Ähnlichkeiten mit lebenden Personen sind zufällig und nicht beabsichtigt.
KAPITEL 1
Aachen
Nichts als verstaubte Klassiker in dem Laden: Seneca, Plato, Thomas von Aquin, Leibnitz, Nietzsche. Bertrand Russells ›Philosophie des Abendlandes‹ fasste die alle bequem auf achthundert Seiten zusammen. Das Buch aus dem Jahre 1946, wohl das jüngste Werk im Antiquariat Rosenblatt, lag aufgeschlagen neben Jakobs Leiche.
Wer erschießt einen Neunzigjährigen?, schoss es Phil durch den Kopf, bevor der Schock einsetzte und er am ganzen Körper zu zittern begann, als herrschte klirrende Kälte in Jakobs Refugium im Schatten des Aachener Doms. Das Haus schlief, tot wie der alte Mann. Phils Augen füllten sich mit Tränen. Neunzig Jahre hatte Jakob Rosenblatt auf diesem Planeten überlebt, als Kind zugesehen, wie die Nazis seine Eltern mitten in der Nacht abführten. Niemand hatte je wieder etwas von ihnen gesehen oder gehört. Die Rosenblatts aus Aachen blieben verschollen, als hätte es sie nie gegeben. Jakob aber war der lebende Beweis ihrer Existenz und ihres Wirkens. Hatte er auch nie wirklich darüber gesprochen, verstand Phil dennoch, dass Jakob gerade deshalb die Gräuel überstanden hatte und trotzig uralt geworden war.

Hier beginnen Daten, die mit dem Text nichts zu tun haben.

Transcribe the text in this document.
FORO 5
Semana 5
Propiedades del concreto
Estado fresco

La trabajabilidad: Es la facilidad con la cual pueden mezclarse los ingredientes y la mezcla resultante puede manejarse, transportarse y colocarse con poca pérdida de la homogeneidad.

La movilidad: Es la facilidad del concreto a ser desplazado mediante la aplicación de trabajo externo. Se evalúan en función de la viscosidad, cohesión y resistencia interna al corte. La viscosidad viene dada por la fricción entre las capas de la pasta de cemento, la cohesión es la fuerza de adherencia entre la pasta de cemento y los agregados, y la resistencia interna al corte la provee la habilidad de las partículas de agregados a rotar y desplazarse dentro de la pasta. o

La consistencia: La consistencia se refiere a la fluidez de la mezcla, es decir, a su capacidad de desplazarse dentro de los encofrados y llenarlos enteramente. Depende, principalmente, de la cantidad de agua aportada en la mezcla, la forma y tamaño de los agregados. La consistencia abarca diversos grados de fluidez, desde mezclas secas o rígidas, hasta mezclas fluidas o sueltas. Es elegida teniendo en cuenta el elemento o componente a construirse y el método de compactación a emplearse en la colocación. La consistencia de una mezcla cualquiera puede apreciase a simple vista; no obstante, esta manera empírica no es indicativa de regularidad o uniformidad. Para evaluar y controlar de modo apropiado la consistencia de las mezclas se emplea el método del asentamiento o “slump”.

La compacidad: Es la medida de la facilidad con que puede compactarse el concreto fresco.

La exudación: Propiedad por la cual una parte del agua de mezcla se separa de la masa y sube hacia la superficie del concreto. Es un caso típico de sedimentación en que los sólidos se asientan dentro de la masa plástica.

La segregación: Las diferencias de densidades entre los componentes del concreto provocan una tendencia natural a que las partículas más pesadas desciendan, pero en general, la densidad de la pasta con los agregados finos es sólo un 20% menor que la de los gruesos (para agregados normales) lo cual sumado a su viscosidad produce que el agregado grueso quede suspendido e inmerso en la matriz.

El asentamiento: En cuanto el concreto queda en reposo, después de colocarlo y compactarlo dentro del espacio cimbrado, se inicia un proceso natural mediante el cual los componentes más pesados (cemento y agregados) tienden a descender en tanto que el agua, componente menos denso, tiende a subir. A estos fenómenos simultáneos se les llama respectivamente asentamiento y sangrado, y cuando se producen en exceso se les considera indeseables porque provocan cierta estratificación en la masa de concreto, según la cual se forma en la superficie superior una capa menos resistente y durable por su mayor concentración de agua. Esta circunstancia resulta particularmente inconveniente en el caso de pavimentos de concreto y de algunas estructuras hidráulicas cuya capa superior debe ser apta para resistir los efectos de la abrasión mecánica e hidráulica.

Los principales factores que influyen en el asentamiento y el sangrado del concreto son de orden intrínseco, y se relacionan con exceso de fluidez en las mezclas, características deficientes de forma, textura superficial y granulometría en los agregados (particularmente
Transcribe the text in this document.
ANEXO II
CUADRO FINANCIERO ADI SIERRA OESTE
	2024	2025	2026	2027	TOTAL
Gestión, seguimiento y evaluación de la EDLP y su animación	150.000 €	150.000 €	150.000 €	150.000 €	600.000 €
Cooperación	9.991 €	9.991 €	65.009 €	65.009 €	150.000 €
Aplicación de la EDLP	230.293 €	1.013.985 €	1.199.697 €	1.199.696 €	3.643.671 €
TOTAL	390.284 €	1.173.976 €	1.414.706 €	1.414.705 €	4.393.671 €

Das Telefon fiel ihm beinahe aus der Hand, als er die 110 anrief.
»Wie lautet die Anschrift?«, wollte die Beamtin wissen.
»Äh – Pontstraße.«
»Hausnummer?«
Er kannte sie nicht. Seit zwölf Jahren, seit der Studienzeit an der TH, wohnte er gegenüber Jakobs Antiquariat, ohne eine Sekunde über dessen Hausnummer nachgedacht zu haben.
»Antiquariat Rosenblatt«, antwortete er heiser und legte auf.
Trotzdem gehörten Jakobs stickige Zimmer voller staubiger Bücher und vergessener Spinnweben beinahe zu seiner Wohnung. Den Master hatte er zwischen Jakobs toten Philosophen geschrieben. Die Gewissheit, dass sich viele Texte in diesen Wälzern längst als leere Behauptungen und Irrtümer erwiesen hatten, beruhigte den Informatiker. Phil war nicht an den Ergüssen der Philosophen interessiert. Er wollte die Tiefen des menschlichen Geistes ergründen, verstehen, was hinter den Gedanken eines Leibniz oder Schopenhauer steckte und weshalb. Was ist die Essenz des menschlichen Geistes? Diese einfache Frage, unendlich schwierig, vielleicht unmöglich zu beantworten, trieb ihn um, seit er die Pubertät hinter sich gelassen hatte. Phil Schuster, der erste Mensch, der einem Computerprogramm menschlichen Geist einhauchte? Unmöglich war es nicht. Andere Leute träumten vom großen Geld.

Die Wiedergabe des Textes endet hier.